AUTHORS: Dana Wang (2), Victor A. Lopez (1), Jessica Gannon (1), Sheryl Coutermarsh-Ott (3), Jeremy A. Brown (4), Adam Maxwell (1), Joanne Tuohy (5), Eli Vlaisavljevich (1)

(1) Biomedical Engineering and Mechanics, Virginia Tech (2) Virginia Tech Carilion School of Medicine, Virginia Tech (3) Biological Sciences and Pathobiology, Virginia-Maryland College of Veterinary Medicine (4) School of Biomedical Engineering, Dalhousie University (5) Department of Small Animal Clinical Sciences, Virginia-Maryland College of Veterinary Medicine

BACKGROUND: Oral tumors are frequently diagnosed in both humans and dogs and have potential for malignancy. Current standard of care treatments like surgery, radiation, and chemotherapy are invasive, often leading to facial disfigurements and other adverse effects that decrease quality of life. There is a pressing need for less invasive treatments that preserve oral function and appearance.

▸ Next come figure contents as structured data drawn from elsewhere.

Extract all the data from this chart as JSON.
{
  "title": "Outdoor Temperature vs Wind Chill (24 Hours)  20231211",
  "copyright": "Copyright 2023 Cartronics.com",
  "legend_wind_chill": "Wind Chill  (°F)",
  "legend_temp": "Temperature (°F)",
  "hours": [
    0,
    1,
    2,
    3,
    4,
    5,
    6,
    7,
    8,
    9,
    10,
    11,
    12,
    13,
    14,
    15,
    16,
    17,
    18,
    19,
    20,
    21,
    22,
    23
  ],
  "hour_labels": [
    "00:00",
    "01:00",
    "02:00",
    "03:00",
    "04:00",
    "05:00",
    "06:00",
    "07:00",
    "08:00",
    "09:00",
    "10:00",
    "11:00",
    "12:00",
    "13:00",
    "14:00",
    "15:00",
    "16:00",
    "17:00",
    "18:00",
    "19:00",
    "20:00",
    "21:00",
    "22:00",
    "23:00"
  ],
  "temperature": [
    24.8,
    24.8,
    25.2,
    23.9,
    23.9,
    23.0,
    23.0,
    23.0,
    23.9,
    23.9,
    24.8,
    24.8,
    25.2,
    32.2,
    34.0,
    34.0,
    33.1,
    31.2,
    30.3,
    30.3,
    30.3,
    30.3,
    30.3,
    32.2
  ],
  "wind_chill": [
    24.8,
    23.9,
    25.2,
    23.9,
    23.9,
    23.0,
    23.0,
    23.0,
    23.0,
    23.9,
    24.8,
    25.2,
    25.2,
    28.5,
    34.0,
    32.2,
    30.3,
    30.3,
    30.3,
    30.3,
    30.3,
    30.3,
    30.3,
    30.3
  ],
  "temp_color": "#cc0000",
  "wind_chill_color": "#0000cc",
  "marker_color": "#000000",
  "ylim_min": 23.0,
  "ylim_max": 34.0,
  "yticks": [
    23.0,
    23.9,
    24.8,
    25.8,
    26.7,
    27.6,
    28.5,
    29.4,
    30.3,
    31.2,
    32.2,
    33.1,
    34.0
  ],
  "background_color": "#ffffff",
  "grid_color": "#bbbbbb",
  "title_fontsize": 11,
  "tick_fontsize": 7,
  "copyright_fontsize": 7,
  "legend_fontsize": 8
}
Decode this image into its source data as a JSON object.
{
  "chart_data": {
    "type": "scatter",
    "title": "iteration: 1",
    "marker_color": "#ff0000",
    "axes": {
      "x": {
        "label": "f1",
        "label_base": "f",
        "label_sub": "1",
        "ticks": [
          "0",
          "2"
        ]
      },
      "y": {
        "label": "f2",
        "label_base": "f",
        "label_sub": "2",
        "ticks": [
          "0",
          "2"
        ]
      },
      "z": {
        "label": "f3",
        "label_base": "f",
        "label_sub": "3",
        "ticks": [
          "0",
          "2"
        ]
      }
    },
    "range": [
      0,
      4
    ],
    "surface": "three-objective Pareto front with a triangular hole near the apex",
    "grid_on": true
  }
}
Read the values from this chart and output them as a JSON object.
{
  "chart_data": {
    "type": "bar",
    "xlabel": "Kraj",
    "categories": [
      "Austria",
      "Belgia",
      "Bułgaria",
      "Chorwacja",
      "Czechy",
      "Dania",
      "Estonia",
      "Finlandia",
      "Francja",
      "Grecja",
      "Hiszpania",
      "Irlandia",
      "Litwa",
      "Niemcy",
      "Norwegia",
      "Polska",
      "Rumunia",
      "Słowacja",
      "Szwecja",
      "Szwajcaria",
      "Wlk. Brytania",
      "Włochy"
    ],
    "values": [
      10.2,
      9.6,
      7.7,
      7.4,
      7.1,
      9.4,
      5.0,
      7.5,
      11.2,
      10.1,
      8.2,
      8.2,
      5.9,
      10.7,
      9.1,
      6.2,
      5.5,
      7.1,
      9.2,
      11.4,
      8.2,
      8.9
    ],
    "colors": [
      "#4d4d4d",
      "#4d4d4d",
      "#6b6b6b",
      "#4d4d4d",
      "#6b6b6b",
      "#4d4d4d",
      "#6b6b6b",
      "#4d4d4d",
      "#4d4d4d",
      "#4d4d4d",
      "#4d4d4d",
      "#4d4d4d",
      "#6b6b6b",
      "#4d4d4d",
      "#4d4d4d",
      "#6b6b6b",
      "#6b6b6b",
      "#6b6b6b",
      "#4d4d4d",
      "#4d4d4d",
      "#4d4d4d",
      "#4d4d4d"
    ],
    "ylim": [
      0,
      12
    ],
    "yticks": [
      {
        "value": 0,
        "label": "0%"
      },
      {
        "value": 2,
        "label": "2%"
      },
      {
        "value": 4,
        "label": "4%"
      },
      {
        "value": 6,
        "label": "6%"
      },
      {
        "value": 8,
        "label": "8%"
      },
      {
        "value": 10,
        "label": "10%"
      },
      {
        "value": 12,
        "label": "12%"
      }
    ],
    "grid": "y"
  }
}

Histotripsy is a non-invasive, non-thermal, and non-ionizing image-guided focused ultrasound technique. It utilizes acoustic cavitation to break down tissue into acellular debris by producing high-pressure ultrasound pulses that converge at the transducer focus to generate a cavitation bubble cloud for mechanical tissue ablation. While current clinical histotripsy systems are large, cart-based devices operating between 500kHz to 1MHz for deep tissue treatments like the liver, this study aims to develop miniaturized high-frequency histotripsy transducers for targeting smaller, superficial structures like oral tumors.

METHODS: CT images of canines with oral tumors were segmented and analyzed in MATLAB to identify accessible acoustic windows with histotripsy treatment. A ray-sphere intersection approach was used to guide transducer designs based on predicted acoustic windows. 2MHz and 6.3MHz single-element transducers were developed and tested on excised canine oral tumors, producing bubble cloud diameters of approximately 2mm and 0.25mm, respectively. Excised canine oral tumors were degassed, embedded in 1% agarose gel, and underwent treatment with both transducers using a pulse repetition frequency of 1kHz and 2,000 pulses per point. Real-time ultrasound imaging was used for treatment monitoring and post-treatment ablation was quantified histologically with hematoxylin and eosin stain.

RESULTS: CT acoustic window analysis produced a matrix showing where ultrasound pulses could reach the tumor unimpeded by the skull. This visual representation illustrated the spatial relationship between the acoustic window, skull, and oral tumor. During ex-vivo treatments, real-time ultrasound imaging indicated that both 2MHz and 6.3MHz transducers generated well-confined bubble clouds. After treatment, hypoechoic regions observed within the tissue suggested tumor ablation and liquefaction. Histological analysis confirmed complete, delineated ablation and decellularization of the tissue within the treated area. The 2MHz transducer demonstrated faster ablation rates, approximately 7.4 times quicker than the 6.3MHz transducer.

CONCLUSIONS: Preliminary acoustic window analysis informed optimal transducer positioning for targeting oral tumors effectively with a smaller transducer system. Both the 2MHz and 6.3MHz transducers successfully ablated excised canine oral tumors. Overall, this study shows the feasibility of ablating oral tumors with histotripsy for the first time and provides insight on optimizing histotripsy devices for oral tumor treatment.